We found that high emotional eating was associated with frequent consumption of fast foods, high-fat snacks, processed meat products, dessert foods, and SSBs among adolescents. Similarly, other researchers also documented a positive association between emotional eating and consumption of sugary foods, fast foods, high-fat snacks, sweets, and soft drinks [57,58,59]. Adolescence has been characterized by a variety of studies as an emotional period with strong and unpredictable emotional shifts, including not only depression and anxiety, but also exuberance and elation [57]. Difficulties in emotional regulation may drive adolescents to be emotional eaters [60] who tend to consume sweets, salty foods, and other energy-dense foods [61]. Previous studies have investigated how emotions regulate the consumption of unhealthy foods by investigating the association between a high-sugar or a high-fat diet and the release of neurotransmitters such as dopamine [62,63]. In another study, adolescents’ food choices appear to have been influenced by social media, the internet, branding, advertisements, and other factors. The researchers reported that, partially because of these information sources, adolescents’ nutrition knowledge appeared to be limited, and their food environment was frequently dominated by UPFs [64].
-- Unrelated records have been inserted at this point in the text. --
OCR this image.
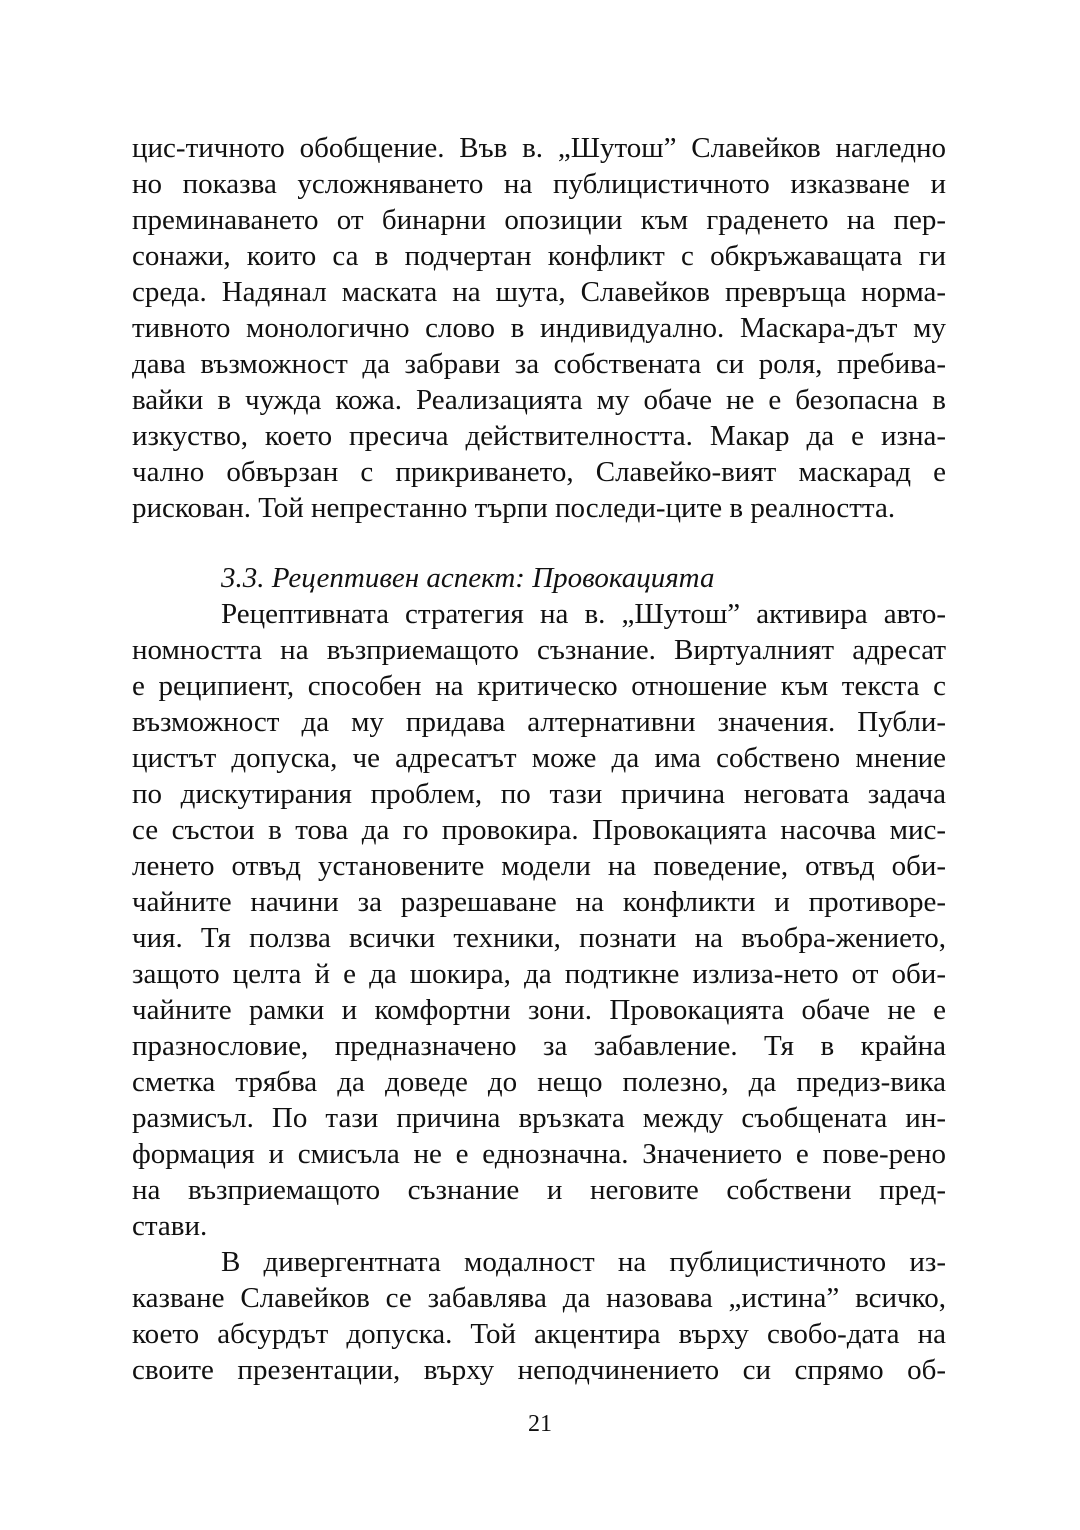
цис-тичното обобщение. Във в. „Шутош” Славейков нагледно
но показва усложняването на публицистичното изказване и
преминаването от бинарни опозиции към граденето на пер-
сонажи, които са в подчертан конфликт с обкръжаващата ги
среда. Надянал маската на шута, Славейков превръща норма-
тивното монологично слово в индивидуално. Маскара-дът му
дава възможност да забрави за собствената си роля, пребива-
вайки в чужда кожа. Реализацията му обаче не е безопасна в
изкуство, което пресича действителността. Макар да е изна-
чално обвързан с прикриването, Славейко-вият маскарад е
рискован. Той непрестанно търпи последи-ците в реалността.
3.3. Рецептивен аспект: Провокацията
Рецептивната стратегия на в. „Шутош” активира авто-
номността на възприемащото съзнание. Виртуалният адресат
е реципиент, способен на критическо отношение към текста с
възможност да му придава алтернативни значения. Публи-
цистът допуска, че адресатът може да има собствено мнение
по дискутирания проблем, по тази причина неговата задача
се състои в това да го провокира. Провокацията насочва мис-
ленето отвъд установените модели на поведение, отвъд оби-
чайните начини за разрешаване на конфликти и противоре-
чия. Тя ползва всички техники, познати на въобра-жението,
защото целта й е да шокира, да подтикне излиза-нето от оби-
чайните рамки и комфортни зони. Провокацията обаче не е
празнословие, предназначено за забавление. Тя в крайна
сметка трябва да доведе до нещо полезно, да предиз-вика
размисъл. По тази причина връзката между съобщената ин-
формация и смисъла не е еднозначна. Значението е пове-рено
на възприемащото съзнание и неговите собствени пред-
стави.
В дивергентната модалност на публицистичното из-
казване Славейков се забавлява да назовава „истина” всичко,
което абсурдът допуска. Той акцентира върху свобо-дата на
своите презентации, върху неподчинението си спрямо об-
21
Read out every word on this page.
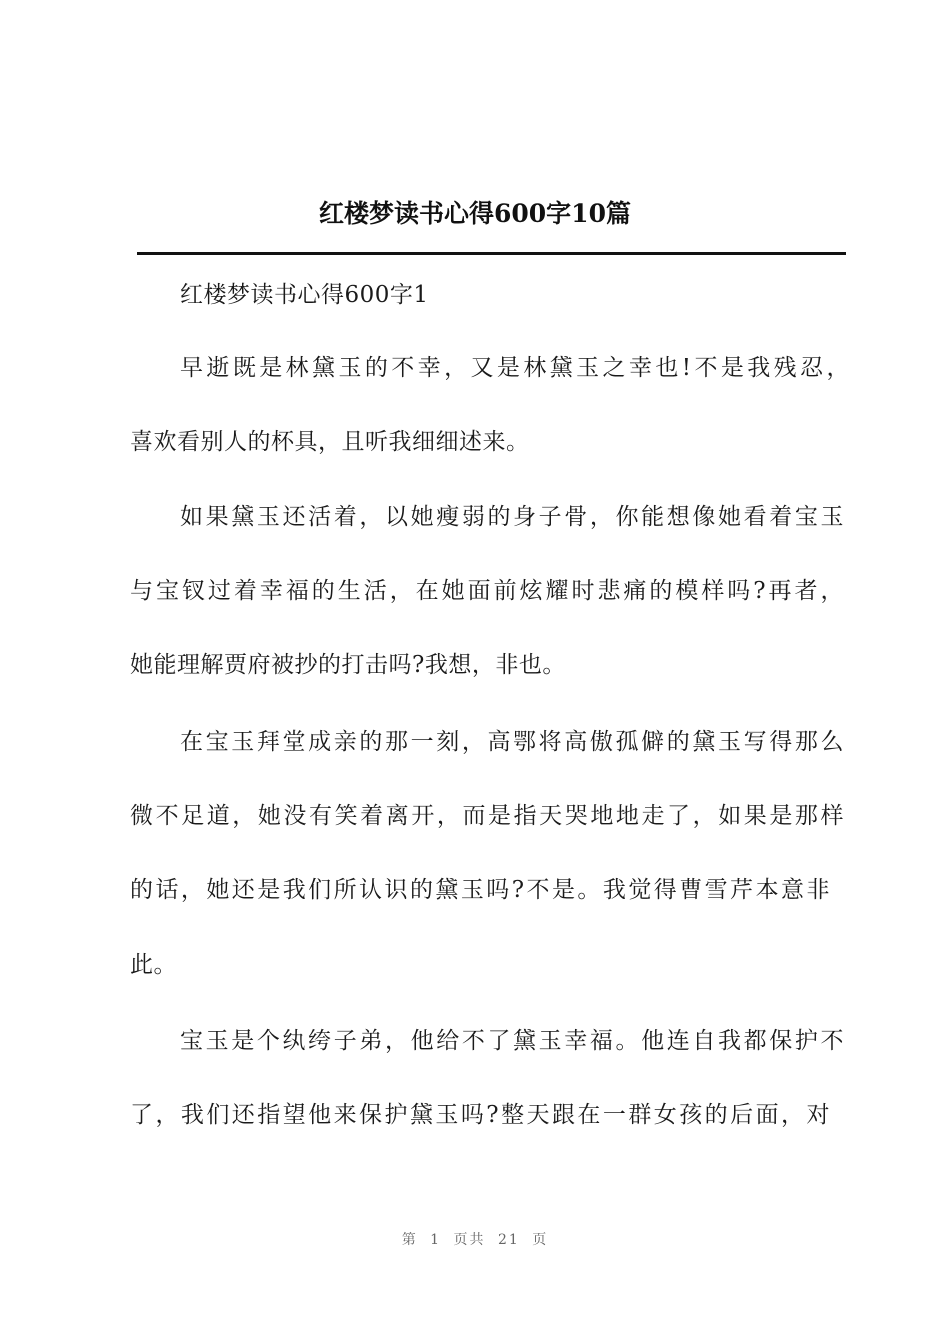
红楼梦读书心得600字10篇
红楼梦读书心得600字1
早逝既是林黛玉的不幸，又是林黛玉之幸也!不是我残忍，
喜欢看别人的杯具，且听我细细述来。
如果黛玉还活着，以她瘦弱的身子骨，你能想像她看着宝玉
与宝钗过着幸福的生活，在她面前炫耀时悲痛的模样吗?再者，
她能理解贾府被抄的打击吗?我想，非也。
在宝玉拜堂成亲的那一刻，高鄂将高傲孤僻的黛玉写得那么
微不足道，她没有笑着离开，而是指天哭地地走了，如果是那样
的话，她还是我们所认识的黛玉吗?不是。我觉得曹雪芹本意非
此。
宝玉是个纨绔子弟，他给不了黛玉幸福。他连自我都保护不
了，我们还指望他来保护黛玉吗?整天跟在一群女孩的后面，对
第 1 页共 21 页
Our findings indicated that eating while doing other activities should be considered as a critical risk factor for frequent unhealthy food group consumption. This finding supports the observation that eating while doing other things may be associated with weight gain because unhealthy food intake has been associated with both eating while doing other activities and weight gain [65,66]. Our results also suggested that a sedentary lifestyle is significantly associated with unhealthy food consumption. According to the WHO, a sedentary lifestyle may increase the risk of increased all-cause mortality, cardiovascular diseases, diabetes, obesity, colon cancer, high blood pressure, osteoporosis, lipid disorders, depression, and anxiety [67,68]. Other studies have also demonstrated that a sedentary lifestyle is strongly correlated to obesity and a variety of NCDs such as diabetes, cardiovascular diseases, hypertension, and cancer [53,54].
A processed food is any food that has been altered in some way during preparation. For instance, some common examples of food processing are freezing, drying, canning, or baking. Not all processed foods are unhealthy, but if the processed foods contain high levels of salt, sugar, or fat, then they are considered unhealthy [69]. From a nutritional standpoint, food processing does not refer to transforming an unprocessed food into an unhealthy food or reducing its nutrient content. Indeed, consumption of enriched or fortified foods (i.e., milk fortified with vitamin D and yogurt fortified with probiotics) could be considered beneficial for those who have inadequate intakes of micronutrients such as vitamin A, vitamin C, vitamin D, vitamin E, thiamin, folate, calcium, magnesium, and iron. However, we also need to be careful about processed foods because it is easy to increase salt, sugar, and saturated fat content during food processing [69]. A food should be labeled as an unhealthy food based on its nutrient composition rather than the fact it has undergone processing. In addition, encouraging consumers to read the nutrition labels could help to promote healthy food choices. In our study, nutrition label reading appeared to be a protective factor for the high consumption of fast food, high-fat snacks, and sugar-sweetened beverages. A previous study showed that nutrition label reading may be an important precursor to positive dietary change [70]. Data from the Mexican National Health and Nutrition Survey in 2016 demonstrated a negative association between nutrition label reading and obesity, diabetes, and other chronic conditions [71].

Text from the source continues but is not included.